Pacific University, a liberal arts college, offers a wide range of courses to students. From political science to sociology to media arts and beyond, students may dabble in courses outside of their major. But what if there was one class that involved professors from several areas of study? This fall, a new experimental, half-semester class was introduced to students that incorporated just that. And both students and faculty have deemed it a huge success.

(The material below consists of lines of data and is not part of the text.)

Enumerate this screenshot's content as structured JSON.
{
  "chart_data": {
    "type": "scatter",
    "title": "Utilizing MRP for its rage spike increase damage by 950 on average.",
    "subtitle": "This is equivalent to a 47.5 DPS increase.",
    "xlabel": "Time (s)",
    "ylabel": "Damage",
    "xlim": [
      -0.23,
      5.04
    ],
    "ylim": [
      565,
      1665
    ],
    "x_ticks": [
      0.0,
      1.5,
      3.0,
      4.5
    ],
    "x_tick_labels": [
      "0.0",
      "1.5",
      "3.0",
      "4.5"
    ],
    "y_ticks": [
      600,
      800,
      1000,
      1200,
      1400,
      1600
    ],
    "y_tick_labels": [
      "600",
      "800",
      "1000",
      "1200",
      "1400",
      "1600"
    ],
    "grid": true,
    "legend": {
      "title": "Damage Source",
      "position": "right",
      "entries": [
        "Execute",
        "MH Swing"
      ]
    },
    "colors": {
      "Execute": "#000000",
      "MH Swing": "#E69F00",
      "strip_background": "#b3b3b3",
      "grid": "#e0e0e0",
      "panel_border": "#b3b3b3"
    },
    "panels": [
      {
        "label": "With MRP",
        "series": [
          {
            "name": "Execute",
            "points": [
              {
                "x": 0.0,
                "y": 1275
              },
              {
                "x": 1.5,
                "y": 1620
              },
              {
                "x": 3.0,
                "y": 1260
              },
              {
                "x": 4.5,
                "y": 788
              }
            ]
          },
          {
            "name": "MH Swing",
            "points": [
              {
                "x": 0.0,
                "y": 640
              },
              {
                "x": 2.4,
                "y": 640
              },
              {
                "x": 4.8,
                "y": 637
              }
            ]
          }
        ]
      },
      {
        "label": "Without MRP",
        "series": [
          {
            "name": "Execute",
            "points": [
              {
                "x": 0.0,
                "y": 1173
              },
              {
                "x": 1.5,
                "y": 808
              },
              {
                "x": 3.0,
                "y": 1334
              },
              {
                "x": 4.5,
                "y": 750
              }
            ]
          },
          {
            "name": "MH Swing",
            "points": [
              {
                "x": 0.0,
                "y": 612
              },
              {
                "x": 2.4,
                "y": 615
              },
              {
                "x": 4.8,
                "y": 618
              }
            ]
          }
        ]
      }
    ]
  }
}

“The idea was to bring faculty in to talk to students about what they think they should know before they graduate; it was pretty much all over the map,” professor Deke Gundersen said. “It was mostly freshmen but there were some others that were in there. We had about 50 students so we had a pretty good number.” Different professors from departments like economics, computer science, psychology and chemistry came in and lectured on applicable topics such as unemployment rates, why it’s difficult to make environmental changes, plastics and 3D printing. “They maybe started out talking a little bit about themselves and maybe a little bit about the department,
but it was more about what they thought all the students should know before they leave Pacific,” Gundersen said. “What they thought was really important.”

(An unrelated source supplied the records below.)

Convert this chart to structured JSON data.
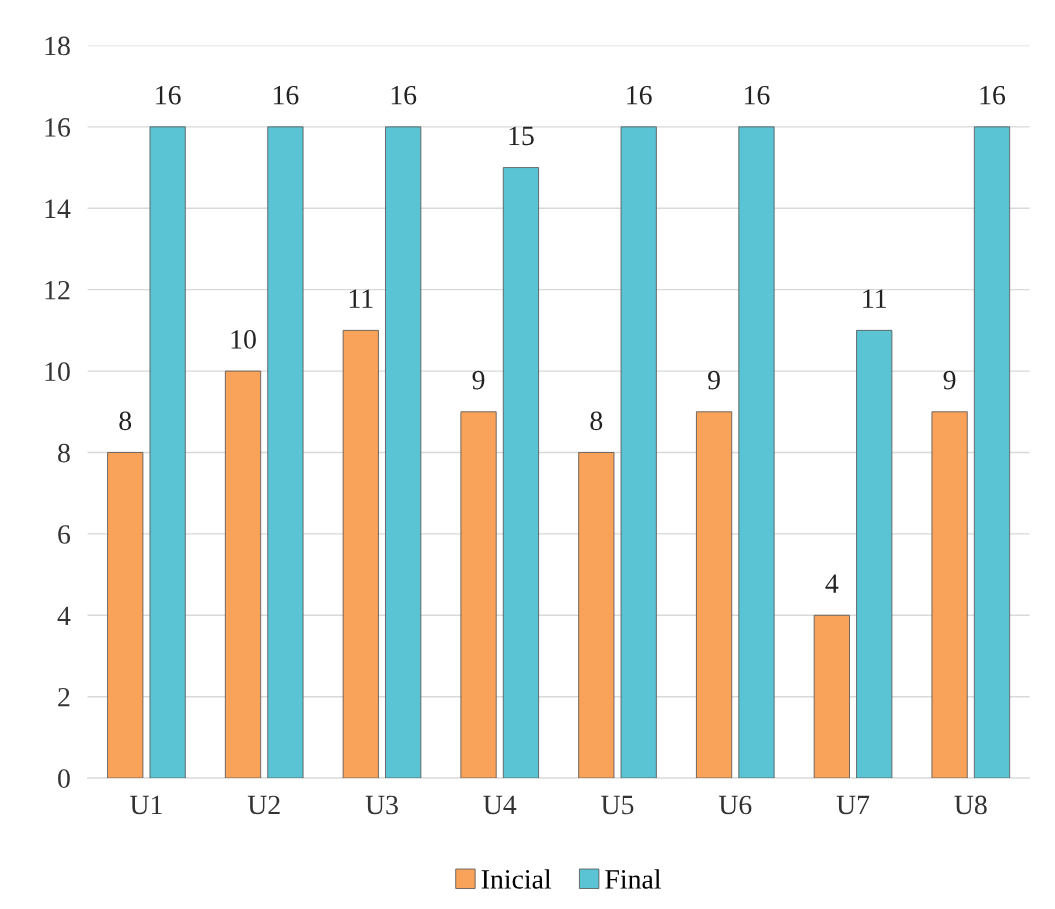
{
  "chart_data": {
    "type": "bar",
    "categories": [
      "U1",
      "U2",
      "U3",
      "U4",
      "U5",
      "U6",
      "U7",
      "U8"
    ],
    "series": [
      {
        "name": "Inicial",
        "color": "#f9a35a",
        "values": [
          8,
          10,
          11,
          9,
          8,
          9,
          4,
          9
        ]
      },
      {
        "name": "Final",
        "color": "#5bc4d4",
        "values": [
          16,
          16,
          16,
          15,
          16,
          16,
          11,
          16
        ]
      }
    ],
    "ylim": [
      0,
      18
    ],
    "yticks": [
      0,
      2,
      4,
      6,
      8,
      10,
      12,
      14,
      16,
      18
    ],
    "grid": "y",
    "legend": "bottom",
    "data_labels": true
  }
}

The presentations identified problems and obstacles followed by potential solutions. After the lectures, students were required to write a summary on the presentation. “I loved that the professors that came were from different disciplines because it really showed me other options here at Pacific,” freshman Kelsie Cruz said. “I also loved how Deke had people there that really loved what they did and it showed through the lecture. I was exposed to their passions here at Pacific and I thought it was wonderful.” Gundersen loved hearing the positive feedback from students who then wanted to take classes outside of their initial area of study.

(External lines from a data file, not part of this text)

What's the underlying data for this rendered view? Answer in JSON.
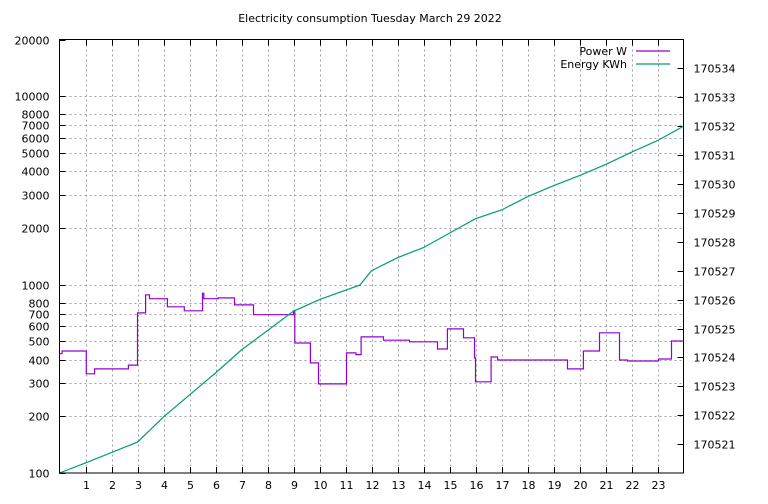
{
  "chart_data": {
    "type": "line",
    "title": "Electricity consumption Tuesday March 29 2022",
    "xlabel": "",
    "ylabel": "",
    "y2label": "",
    "xlim": [
      0,
      24
    ],
    "ylim": [
      100,
      20000
    ],
    "yscale": "log",
    "y2lim": [
      170520,
      170535
    ],
    "grid": true,
    "legend_position": "top-right",
    "x_ticks": [
      1,
      2,
      3,
      4,
      5,
      6,
      7,
      8,
      9,
      10,
      11,
      12,
      13,
      14,
      15,
      16,
      17,
      18,
      19,
      20,
      21,
      22,
      23
    ],
    "y_ticks": [
      100,
      200,
      300,
      400,
      500,
      600,
      700,
      800,
      1000,
      2000,
      3000,
      4000,
      5000,
      6000,
      7000,
      8000,
      10000,
      20000
    ],
    "y2_ticks": [
      170521,
      170522,
      170523,
      170524,
      170525,
      170526,
      170527,
      170528,
      170529,
      170530,
      170531,
      170532,
      170533,
      170534
    ],
    "series": [
      {
        "name": "Power W",
        "axis": "y",
        "color": "#9400d3",
        "style": "steps",
        "x": [
          0,
          0.1,
          1.03,
          1.35,
          2.65,
          3.0,
          3.31,
          3.46,
          4.15,
          4.8,
          5.5,
          5.55,
          6.1,
          6.73,
          7.46,
          9.0,
          9.05,
          9.65,
          9.96,
          11.04,
          11.4,
          11.6,
          12.46,
          13.46,
          14.54,
          14.92,
          15.54,
          15.96,
          16.0,
          16.6,
          16.85,
          19.54,
          20.15,
          20.77,
          21.54,
          21.85,
          23.04,
          23.54,
          24
        ],
        "values": [
          430,
          444,
          336,
          357,
          374,
          708,
          883,
          842,
          762,
          726,
          900,
          842,
          850,
          780,
          692,
          725,
          490,
          384,
          297,
          434,
          425,
          528,
          507,
          497,
          455,
          582,
          522,
          408,
          305,
          413,
          398,
          357,
          444,
          555,
          398,
          393,
          403,
          502,
          502
        ]
      },
      {
        "name": "Energy KWh",
        "axis": "y2",
        "color": "#009e73",
        "style": "line",
        "x": [
          0,
          1,
          3,
          4,
          6,
          7,
          9,
          10,
          11.55,
          12,
          13,
          14,
          15,
          16,
          17,
          18,
          19,
          20,
          21,
          22,
          23,
          24
        ],
        "values": [
          170520.0,
          170520.35,
          170521.07,
          170521.94,
          170523.46,
          170524.26,
          170525.6,
          170526.0,
          170526.5,
          170527.0,
          170527.45,
          170527.8,
          170528.3,
          170528.8,
          170529.1,
          170529.56,
          170529.94,
          170530.29,
          170530.67,
          170531.1,
          170531.5,
          170532.0
        ]
      }
    ]
  }
}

He also enjoyed seeing all the different lecture styles given by professors. But if something could be improved upon, it would be to have the class stretch the entire semester. “I could have easily gotten 15 more [speakers] and from even more disciplines,” Gundersen said. Ultimately, he would like all freshmen and incoming students to take this class. There has even been interest in tying the course into Pacific’s First-Year Seminar and First-Year Experience. “I would definitely recommend it to all students [because] it is seriously fascinating to see how some professors can come in and talk about almost the exact same thing but in a whole new light,” Cruz said. “It was amazing to see the many different perspectives that different disciplines have on a certain subjects. I don’t regret taking this class and I almost would say it’s a must for all incoming freshmen at Pacific to get a taste of what Pacific has to offer.”